Error: error in database connection, errortype: database, table: department, module: purchase
This annotated information can be used to generate reports that list errors by date, by table and the like. By annotating the data written to the log file, we are not only making the task of debugging and problem identification easier, we are also opening the door for automation and application log analytics.
As another example, consider the ‘semi-annotated’ log is given below. We are calling this example ‘semi-annotated’ as the error message does not contain a time stamp. Hence it will not be possible to locate this record based on the duration. We will need to specifically look for the business unit field or the source IP address.
error at SynchronizeDCM() method, for BusinessUnit = 20807 and SourceIP = 10.25.7.1
This message has been annotated to include a lot more information about the error.
ERROR, 2012-12-09 06:06:18, Type: Application, Error message: Failed to execute the command 'UpdateCommand' for table 'ShoppingCart'; the transaction was rolled back. Ensure that the command syntax is correct.
When dealing with voluminous data sets, the easiest mechanism of locating data is to search for it. If you are not convinced, you only need to look at the popularity of the Google search engine. Similar to what Google aims to do – index all information in the world – our aim should be to index (make searchable) all the application logs.
When presented with annotated text, it is easy to parse the data and store it as documents or in a database, making it easier to search. While databases have been used to store log information, they are not really well-suited for the task of search. What we need, is a search engine. Apache Lucene is a popular search engine that can be used for this purpose. Recently, Elasticsearch has gained a lot of popularity as and open source search engine. Splunk is another tool that is very popular in the application log analytics area.
Splunk is a tool for searching, monitoring, and analyzing machine-generated big data, via a web-style interface. It captures, indexes and correlates real-time data in a searchable repository from which it can generate graphs, reports, alerts, dashboards and visualizations. Splunk aims to make machine data accessible across the organization by identifying data patterns, providing metrics, diagnosing problems and providing intelligence for business operations.
While not in the same league as Splunk, Elasticsearch is also gaining prominence as an Open Source alternative to Splunk. Elasticsearch is commonly deployed as a part of the ELK stack of tools, where E stands for Elasticsearch, L stands for Logstash (log parser) and K stands for Kibana (visualization).

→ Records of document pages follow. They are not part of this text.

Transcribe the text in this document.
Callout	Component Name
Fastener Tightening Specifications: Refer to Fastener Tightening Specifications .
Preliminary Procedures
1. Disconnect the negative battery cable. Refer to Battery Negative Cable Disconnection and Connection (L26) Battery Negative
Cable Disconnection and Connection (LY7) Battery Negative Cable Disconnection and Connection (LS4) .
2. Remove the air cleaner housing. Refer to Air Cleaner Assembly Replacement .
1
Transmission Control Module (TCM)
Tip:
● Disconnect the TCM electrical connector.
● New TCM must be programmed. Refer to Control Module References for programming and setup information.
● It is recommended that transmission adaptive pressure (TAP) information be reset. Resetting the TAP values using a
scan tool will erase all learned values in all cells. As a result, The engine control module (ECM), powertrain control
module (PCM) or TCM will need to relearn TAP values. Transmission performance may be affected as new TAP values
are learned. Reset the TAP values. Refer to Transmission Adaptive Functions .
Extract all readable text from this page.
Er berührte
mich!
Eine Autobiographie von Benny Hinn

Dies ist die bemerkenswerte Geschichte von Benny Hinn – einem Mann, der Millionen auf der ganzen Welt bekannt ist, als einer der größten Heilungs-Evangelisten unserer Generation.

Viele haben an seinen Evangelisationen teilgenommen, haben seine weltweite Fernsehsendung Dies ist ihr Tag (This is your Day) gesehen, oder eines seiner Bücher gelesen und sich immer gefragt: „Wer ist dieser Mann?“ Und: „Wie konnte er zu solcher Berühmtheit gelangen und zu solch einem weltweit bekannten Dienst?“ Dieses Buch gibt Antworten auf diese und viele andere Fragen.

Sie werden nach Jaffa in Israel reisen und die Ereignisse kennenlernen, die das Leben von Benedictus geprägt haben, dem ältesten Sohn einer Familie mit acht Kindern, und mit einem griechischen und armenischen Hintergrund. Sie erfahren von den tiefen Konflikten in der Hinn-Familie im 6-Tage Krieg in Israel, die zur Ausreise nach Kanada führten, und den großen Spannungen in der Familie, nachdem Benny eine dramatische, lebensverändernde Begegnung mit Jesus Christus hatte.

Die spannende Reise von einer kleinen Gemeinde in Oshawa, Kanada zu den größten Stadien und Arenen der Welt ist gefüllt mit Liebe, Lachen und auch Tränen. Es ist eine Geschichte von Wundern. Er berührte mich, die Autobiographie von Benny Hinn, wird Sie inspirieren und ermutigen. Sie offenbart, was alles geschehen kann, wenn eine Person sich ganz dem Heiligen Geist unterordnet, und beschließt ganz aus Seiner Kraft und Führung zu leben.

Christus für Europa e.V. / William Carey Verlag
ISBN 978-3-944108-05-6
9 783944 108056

Elasticsearch, an open-source search engine is built on top of Apache Lucene™. It is a full-text search-engine library. Lucene is a complex, advanced, high-performance, and fully featured search engine library. Elasticsearch uses Lucene internally for all of its indexing and searching, but aims to make full-text search easy by hiding Lucene’s complexities behind a simple, coherent, RESTful API. Elasticsearch also supports the following features
- A distributed real-time document store where every field is indexed and searchable
- A distributed search engine with real-time analytics
- It is capable of scaling to hundreds of servers and petabytes of structured and unstructured data
With many applications getting deployed on many servers, the task of managing them is becoming time-consuming. In case of business critical applications, any application down time results in loss of business and results in many escalations. By annotating the logs (to contain all relevant information for failure analysis) and by ensuring that the generated log files are easily accessible, it is possible to implement an analytics solution that can help in reducing the time needed to identify problems as and when they occur and serve as the first step towards extending the solution to enable predictive analytics.